Everything you need to know about Nyepi:
Nyepi, It’s a very sacred and important Hindu holiday on the Island of Bali, that marks the beginning of the Balinese New Year. This Saka Calendar year, it falls on the 28th of March, the night of the new moon. There are 5 days of celebrations during this time, from the 25th to the 29th. On the third day of festivities is Nyepi day, a day of silence.
This day of the festivities is dedicated for Hindu Balinese to connect more with God. Throughout the day people pray, meditate and fast in order to reflect as well as consider their values.
The whole island closes down for this day of solitude, including the airport. There will be no lights or candles, no cars, motorbikes or people on the roads, and no one on the beaches. The shutdown for Nyepi begins at 6am and does not end until 6am the next day.
The sacred week has many rituals before and after Nyepi. The day before being the most noticeable to travellers. The Bhuta Yajna Ritual is performed during this time, where negative elements are vanquished to create a balance with God, Mankind and Nature.
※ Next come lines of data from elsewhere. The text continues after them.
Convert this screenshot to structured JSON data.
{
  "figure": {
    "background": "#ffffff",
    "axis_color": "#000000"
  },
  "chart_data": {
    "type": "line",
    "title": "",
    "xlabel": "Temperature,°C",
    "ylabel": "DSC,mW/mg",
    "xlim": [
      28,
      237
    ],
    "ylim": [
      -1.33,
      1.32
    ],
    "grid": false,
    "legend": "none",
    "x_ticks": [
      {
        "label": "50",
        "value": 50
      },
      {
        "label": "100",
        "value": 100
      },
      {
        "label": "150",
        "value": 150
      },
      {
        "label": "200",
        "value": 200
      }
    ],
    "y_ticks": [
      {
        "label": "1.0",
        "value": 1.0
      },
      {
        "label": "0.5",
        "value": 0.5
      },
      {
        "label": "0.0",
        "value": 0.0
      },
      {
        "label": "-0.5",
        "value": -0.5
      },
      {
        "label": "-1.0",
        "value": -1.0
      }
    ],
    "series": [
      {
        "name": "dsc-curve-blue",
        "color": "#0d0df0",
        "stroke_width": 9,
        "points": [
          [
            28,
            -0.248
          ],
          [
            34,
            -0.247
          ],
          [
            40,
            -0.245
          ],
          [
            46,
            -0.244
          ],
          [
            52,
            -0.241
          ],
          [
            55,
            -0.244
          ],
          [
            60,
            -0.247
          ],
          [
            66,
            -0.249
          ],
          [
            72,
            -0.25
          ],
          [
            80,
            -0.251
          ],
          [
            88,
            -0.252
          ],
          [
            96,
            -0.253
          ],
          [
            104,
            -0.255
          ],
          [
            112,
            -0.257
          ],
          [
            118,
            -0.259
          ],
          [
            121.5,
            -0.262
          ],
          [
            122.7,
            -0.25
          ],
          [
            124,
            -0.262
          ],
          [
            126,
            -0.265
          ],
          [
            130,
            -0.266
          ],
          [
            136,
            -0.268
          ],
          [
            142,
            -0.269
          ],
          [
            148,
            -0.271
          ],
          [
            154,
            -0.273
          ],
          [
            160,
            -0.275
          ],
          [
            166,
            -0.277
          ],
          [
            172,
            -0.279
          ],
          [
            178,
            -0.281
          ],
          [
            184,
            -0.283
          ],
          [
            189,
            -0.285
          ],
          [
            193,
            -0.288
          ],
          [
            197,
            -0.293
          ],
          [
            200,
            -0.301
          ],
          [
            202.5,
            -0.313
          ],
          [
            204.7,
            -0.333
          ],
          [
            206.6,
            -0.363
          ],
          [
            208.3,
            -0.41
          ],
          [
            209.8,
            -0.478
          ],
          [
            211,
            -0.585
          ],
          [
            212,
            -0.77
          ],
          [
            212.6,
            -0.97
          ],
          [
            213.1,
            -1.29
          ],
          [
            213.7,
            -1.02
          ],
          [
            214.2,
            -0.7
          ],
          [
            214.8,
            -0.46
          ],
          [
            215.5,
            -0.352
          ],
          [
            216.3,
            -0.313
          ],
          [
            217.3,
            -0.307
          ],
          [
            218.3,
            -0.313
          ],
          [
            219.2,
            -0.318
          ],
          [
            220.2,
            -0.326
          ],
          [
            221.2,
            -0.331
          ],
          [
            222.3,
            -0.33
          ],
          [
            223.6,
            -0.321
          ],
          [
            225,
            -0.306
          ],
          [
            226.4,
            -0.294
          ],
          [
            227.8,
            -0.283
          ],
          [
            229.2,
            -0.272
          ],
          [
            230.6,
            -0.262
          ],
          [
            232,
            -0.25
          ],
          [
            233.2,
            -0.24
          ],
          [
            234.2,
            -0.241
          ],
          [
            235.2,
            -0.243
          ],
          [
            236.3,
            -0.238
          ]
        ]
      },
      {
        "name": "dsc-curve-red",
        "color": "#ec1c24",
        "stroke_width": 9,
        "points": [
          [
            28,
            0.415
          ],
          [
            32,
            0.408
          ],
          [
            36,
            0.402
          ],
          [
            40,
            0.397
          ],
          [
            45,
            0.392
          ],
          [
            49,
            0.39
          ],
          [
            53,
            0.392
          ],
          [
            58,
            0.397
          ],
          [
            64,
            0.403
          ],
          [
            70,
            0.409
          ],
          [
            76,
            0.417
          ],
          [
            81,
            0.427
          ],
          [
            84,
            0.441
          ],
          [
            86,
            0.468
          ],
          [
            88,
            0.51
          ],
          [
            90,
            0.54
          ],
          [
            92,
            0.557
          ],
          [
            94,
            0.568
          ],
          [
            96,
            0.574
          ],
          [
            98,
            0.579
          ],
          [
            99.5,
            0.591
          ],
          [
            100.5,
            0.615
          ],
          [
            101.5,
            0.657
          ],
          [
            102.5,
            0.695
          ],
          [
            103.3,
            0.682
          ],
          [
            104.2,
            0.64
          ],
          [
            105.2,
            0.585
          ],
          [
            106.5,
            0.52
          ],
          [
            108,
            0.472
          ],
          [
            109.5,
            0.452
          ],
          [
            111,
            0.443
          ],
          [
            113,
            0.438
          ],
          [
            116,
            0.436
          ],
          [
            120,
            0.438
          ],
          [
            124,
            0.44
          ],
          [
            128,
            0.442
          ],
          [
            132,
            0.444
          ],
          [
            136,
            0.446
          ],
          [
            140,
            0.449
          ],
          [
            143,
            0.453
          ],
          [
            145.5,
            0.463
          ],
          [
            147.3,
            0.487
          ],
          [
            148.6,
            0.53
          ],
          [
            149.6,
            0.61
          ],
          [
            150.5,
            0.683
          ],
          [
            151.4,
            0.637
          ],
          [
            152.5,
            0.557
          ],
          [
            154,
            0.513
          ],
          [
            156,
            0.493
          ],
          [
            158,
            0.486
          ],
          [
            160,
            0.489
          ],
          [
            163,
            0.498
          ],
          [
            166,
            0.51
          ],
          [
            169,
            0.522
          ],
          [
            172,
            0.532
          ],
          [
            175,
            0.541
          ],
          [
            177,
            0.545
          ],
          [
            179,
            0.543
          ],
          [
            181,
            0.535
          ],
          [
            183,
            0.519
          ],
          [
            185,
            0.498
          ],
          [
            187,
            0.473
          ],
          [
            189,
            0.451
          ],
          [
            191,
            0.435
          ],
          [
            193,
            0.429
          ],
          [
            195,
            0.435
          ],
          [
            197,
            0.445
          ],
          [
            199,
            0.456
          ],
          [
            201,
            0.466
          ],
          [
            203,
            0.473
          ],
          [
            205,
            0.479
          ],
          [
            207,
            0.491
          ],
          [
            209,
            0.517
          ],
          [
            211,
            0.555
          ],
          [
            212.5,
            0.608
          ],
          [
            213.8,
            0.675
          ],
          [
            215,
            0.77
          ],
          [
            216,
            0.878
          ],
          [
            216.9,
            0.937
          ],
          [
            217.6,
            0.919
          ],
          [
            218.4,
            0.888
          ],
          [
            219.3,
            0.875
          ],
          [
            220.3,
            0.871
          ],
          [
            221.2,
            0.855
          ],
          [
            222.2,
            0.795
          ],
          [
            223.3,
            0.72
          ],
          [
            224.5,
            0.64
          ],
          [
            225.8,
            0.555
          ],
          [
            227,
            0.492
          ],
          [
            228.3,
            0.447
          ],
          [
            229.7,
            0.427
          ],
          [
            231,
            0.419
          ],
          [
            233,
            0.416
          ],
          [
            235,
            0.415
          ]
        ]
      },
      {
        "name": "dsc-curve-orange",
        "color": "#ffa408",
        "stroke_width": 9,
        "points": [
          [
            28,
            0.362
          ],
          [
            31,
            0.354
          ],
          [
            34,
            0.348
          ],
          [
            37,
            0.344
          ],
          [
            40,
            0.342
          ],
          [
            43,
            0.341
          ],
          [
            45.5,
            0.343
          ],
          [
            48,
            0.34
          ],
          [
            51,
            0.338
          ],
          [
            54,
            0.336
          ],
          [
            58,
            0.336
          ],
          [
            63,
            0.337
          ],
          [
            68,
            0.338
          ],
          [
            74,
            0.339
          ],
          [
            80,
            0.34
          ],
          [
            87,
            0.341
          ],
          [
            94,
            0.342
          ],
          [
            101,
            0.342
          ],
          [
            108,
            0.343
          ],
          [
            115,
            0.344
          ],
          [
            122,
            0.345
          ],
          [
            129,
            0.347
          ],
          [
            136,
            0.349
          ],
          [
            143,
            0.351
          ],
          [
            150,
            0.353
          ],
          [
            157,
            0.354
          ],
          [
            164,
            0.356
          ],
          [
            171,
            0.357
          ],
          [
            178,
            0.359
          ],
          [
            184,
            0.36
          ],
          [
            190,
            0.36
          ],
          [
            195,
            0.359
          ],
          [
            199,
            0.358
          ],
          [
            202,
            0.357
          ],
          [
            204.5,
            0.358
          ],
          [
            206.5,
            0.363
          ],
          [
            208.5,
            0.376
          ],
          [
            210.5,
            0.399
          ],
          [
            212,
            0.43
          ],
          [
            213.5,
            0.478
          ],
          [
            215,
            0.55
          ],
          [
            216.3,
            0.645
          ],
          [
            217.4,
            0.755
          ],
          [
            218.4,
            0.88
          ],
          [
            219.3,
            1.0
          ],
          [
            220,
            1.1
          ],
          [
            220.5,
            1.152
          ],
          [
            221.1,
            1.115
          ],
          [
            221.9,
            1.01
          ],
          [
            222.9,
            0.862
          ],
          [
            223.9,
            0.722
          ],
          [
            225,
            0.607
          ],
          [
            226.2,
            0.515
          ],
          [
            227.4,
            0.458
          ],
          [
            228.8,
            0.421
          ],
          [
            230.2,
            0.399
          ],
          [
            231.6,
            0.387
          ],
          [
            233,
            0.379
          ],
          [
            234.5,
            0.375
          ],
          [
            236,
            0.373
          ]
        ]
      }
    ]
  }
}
Offerings are made as well to win over, Batara Kala, the God of the underworld. At sunset the ritual ofpengerupukan begins, where Hindu Balinese parade the streets with Ogoh Ogoh’s and play instruments very loudly in order to scare the evil spirits. Ogoh Ogoh’s are large demonic looking statues which are symbolic of evil spirits. Many devout Hindu Balinese begin making their Ogoh Ogoh’s two months before so be sure not to miss this once a year event. The parade eventually comes to an end with the ceremonial burning of the Ogoh Ogoh’s to banish the evil spirits.
The following morning begins Nyepi, a day of absolute silence and self reflection. Typically, Hindu Balinese stay at home during this time not speaking to one another, not answering phones or taking in guests. There is to be no fire or light (electricity), no satisfying of pleasurable human appetites, no form of physical working, no movement or travel and no self entertaining. It is spent in meditation or praying to shrines at home.
After Nyepi, is the Hindu Balinese New Years Day where families visit one another and ask for forgiveness before starting the new year.
For tourists this can be a special experience that you might not get to participate in again. Make sure to know where you will be during this day and what the rules are at the accommodation you’re staying at. Feel free to join in and have your own day of solitude with self contemplation or carry about your day inside where you are staying. Just be sure to keep the audio at a minimum and keep your curtains closed at night! The chose is yours but remember that there will be Nyepi Police around the island making sure that the rules are followed so don’t be one of those tourists from last year who had to get themselves a Nyepi selfie. Be respectful and enjoy this unique day.
For those of you concerned about safety, public services such as hospitals and transportation for sick will still be running on this day.
Depicted above is Melasti, one of the Nyepi Sequences. Balinese Hindus go to the beach to purify themselves and sacred items in a temple before welcoming the day of Nyepi.